The Problems with the Response to the Active Shooter False Alarm

The Problems with the Response to the Active Shooter False Alarm

The Problems with the Response to the Active Shooter False Alarm

Samantha Mitchell

Last Monday night at roughly 5:30pm, students throughout the University’s campus received a text alert with the words: “Active Shooter on VU campus.” It is horrifying that we live in a world where we would receive such an alert. It was even sadder to hear one of my classmates say that she had been expecting to receive an alert like that at some point or another in her life. The good news, of course, is that it was a false alarm. However, the situation revealed a lot of problems, not only with our world, but also with the way the University handled the incident. 

Problem #1: Some students did not receive the alert at all. This means that those students did not know about the possible active shooter and could have been wandering outside on campus in danger, without even knowing it. To be fair, it is the responsibility of the students to sign up for alerts, but the University has to come up with another way to reach everyone. The University tried to remedy this by sending email alerts as well. Unfortunately, the text and email alerts did not send the same message.
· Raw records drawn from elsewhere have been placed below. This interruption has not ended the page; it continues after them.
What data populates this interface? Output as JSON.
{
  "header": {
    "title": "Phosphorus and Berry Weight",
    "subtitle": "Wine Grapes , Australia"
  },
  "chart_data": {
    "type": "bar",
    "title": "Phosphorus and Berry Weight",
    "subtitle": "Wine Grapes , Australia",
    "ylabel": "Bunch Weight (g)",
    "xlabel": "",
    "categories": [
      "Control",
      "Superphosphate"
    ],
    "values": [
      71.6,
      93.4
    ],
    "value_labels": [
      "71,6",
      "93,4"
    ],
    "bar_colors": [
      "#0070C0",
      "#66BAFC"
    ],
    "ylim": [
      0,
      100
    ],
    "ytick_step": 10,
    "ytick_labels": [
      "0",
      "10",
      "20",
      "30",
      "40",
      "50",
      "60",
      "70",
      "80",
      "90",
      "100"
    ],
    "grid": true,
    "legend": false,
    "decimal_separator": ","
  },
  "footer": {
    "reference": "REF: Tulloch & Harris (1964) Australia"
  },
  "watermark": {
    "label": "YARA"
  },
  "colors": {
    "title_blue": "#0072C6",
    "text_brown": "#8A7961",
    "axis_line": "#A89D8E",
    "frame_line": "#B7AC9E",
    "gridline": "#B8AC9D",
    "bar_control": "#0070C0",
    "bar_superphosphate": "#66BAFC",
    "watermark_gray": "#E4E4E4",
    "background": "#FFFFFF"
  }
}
When the texts declared the situation was under control and the campus once again deemed safe, the emails continued to say, “Shots fired update.” These emails did not contain any new information or make students feel safer in any way. Additionally, my roommates who were still on campus did not have service: they couldn’t receive the texts or emails. The University needs to find a better way to reach its students and the larger Villanova community to keep them safe. At the very least, all of its alerts and blasts must be coordinated in stressful, dangerous times like this.
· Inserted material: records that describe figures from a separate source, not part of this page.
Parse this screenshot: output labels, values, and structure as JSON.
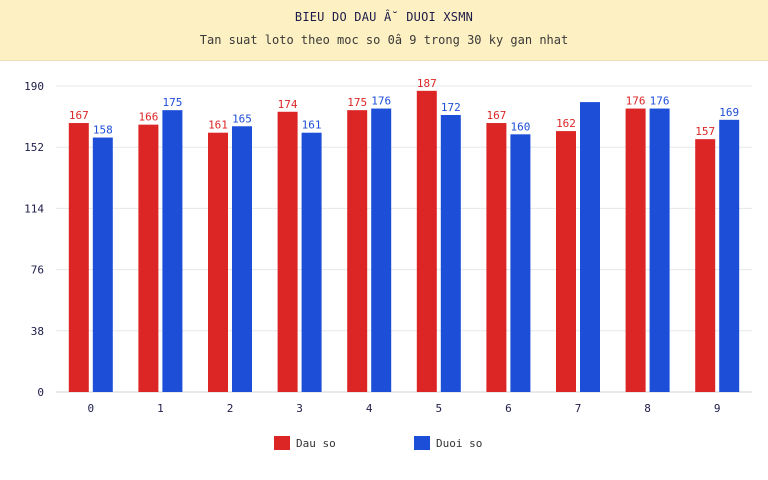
{
  "header": {
    "title": "BIEU DO DAU Â˘ DUOI XSMN",
    "subtitle": "Tan suat loto theo moc so 0â  9 trong 30 ky gan nhat"
  },
  "colors": {
    "header_bg": "#fdf0c2",
    "dau": "#dc2626",
    "duoi": "#1d4ed8",
    "grid": "#e5e7eb",
    "axis_text": "#1c1c4a"
  },
  "legend": {
    "dau_label": "Dau so",
    "duoi_label": "Duoi so"
  },
  "chart_data": {
    "type": "bar",
    "categories": [
      "0",
      "1",
      "2",
      "3",
      "4",
      "5",
      "6",
      "7",
      "8",
      "9"
    ],
    "series": [
      {
        "name": "Dau so",
        "values": [
          167,
          166,
          161,
          174,
          175,
          187,
          167,
          162,
          176,
          157
        ],
        "labels": [
          "167",
          "166",
          "161",
          "174",
          "175",
          "187",
          "167",
          "162",
          "176",
          "157"
        ]
      },
      {
        "name": "Duoi so",
        "values": [
          158,
          175,
          165,
          161,
          176,
          172,
          160,
          180,
          176,
          169
        ],
        "labels": [
          "158",
          "175",
          "165",
          "161",
          "176",
          "172",
          "160",
          "",
          "176",
          "169"
        ]
      }
    ],
    "yticks": [
      "0",
      "38",
      "76",
      "114",
      "152",
      "190"
    ],
    "ylim": [
      0,
      190
    ],
    "grid": true,
    "legend_position": "bottom"
  }
}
Problem #2: The text alerts continued to make it seem like a threat was present when in fact there was no threat at all. Each new update began with the words ,“Shots fired update,” before saying, “no shots fired.” Why was the first line written that way? Students were unnecessarily frightened by the wording of the messages. The messages should have started with the “No shots fired” and made the point directly. When talking with students about the incident, I found this was their number one complaint. This definitely added to the anxiety of students and heightened the chaos of the situation. The University and Public Safety need to find a better, more clear way to release updates to the community. 
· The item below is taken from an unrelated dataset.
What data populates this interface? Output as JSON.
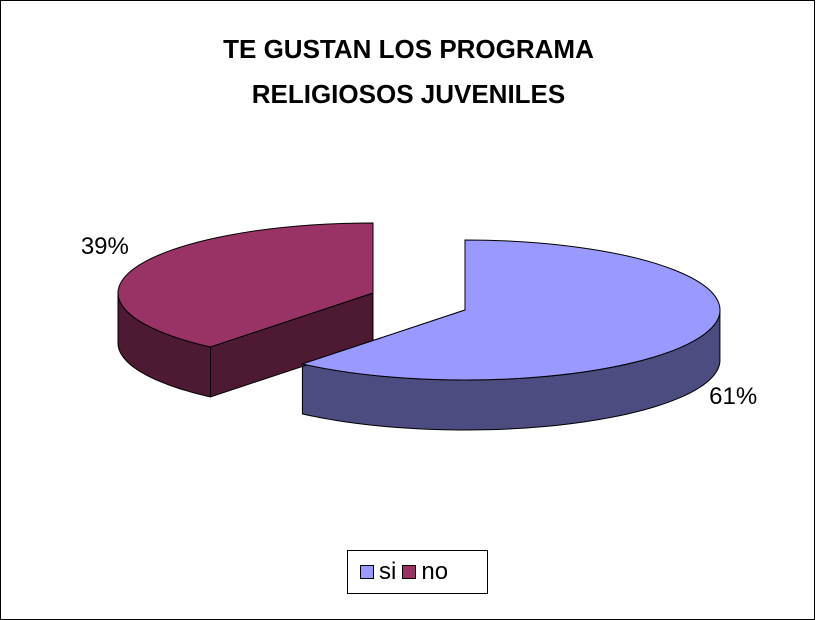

Problem #3: Why didn’t the President of our community release a statement? He should have addressed the situation in some capacity. He could have commended Public Safety or the Radnor Police on their efforts. He could have said something about the strength of our community or our Augustinian values, which he surely could have been tied into the incident somehow. I felt that it was irresponsible of him not to say anything. I was disappointed in the lack of discussion about the incident on this campus overall, both by our President and by professors. 

Problem #4: There was no widespread training or plan for what to do in such a situation. Even though I was not on campus to experience it myself, I spoke with friends who were here. They said that the staff did not seem to know what to do, and neither did they. This led to chaos, as people started running and pushing each other to get to a place where they could hide. Staff should be trained, as should resident assitants, so that someone knows what’s going on and can keep students as safe as possible. We need some sense of order in times like these. Additionally, resident assistants should be trained on how to deal with the fallout, so they can help residents in the way that they are meant to. 

With all of that being said, I do think that Public Safety and the Radnor Police should be commended for their quick response time and for sending out alerts at all. Even though it was a false alarm, I know that personally I would much rather be safe than sorry. Hopefully, this incident has taught some organizations at Villanova what they can do differently in the future. More than that, I hope we will never go through this again.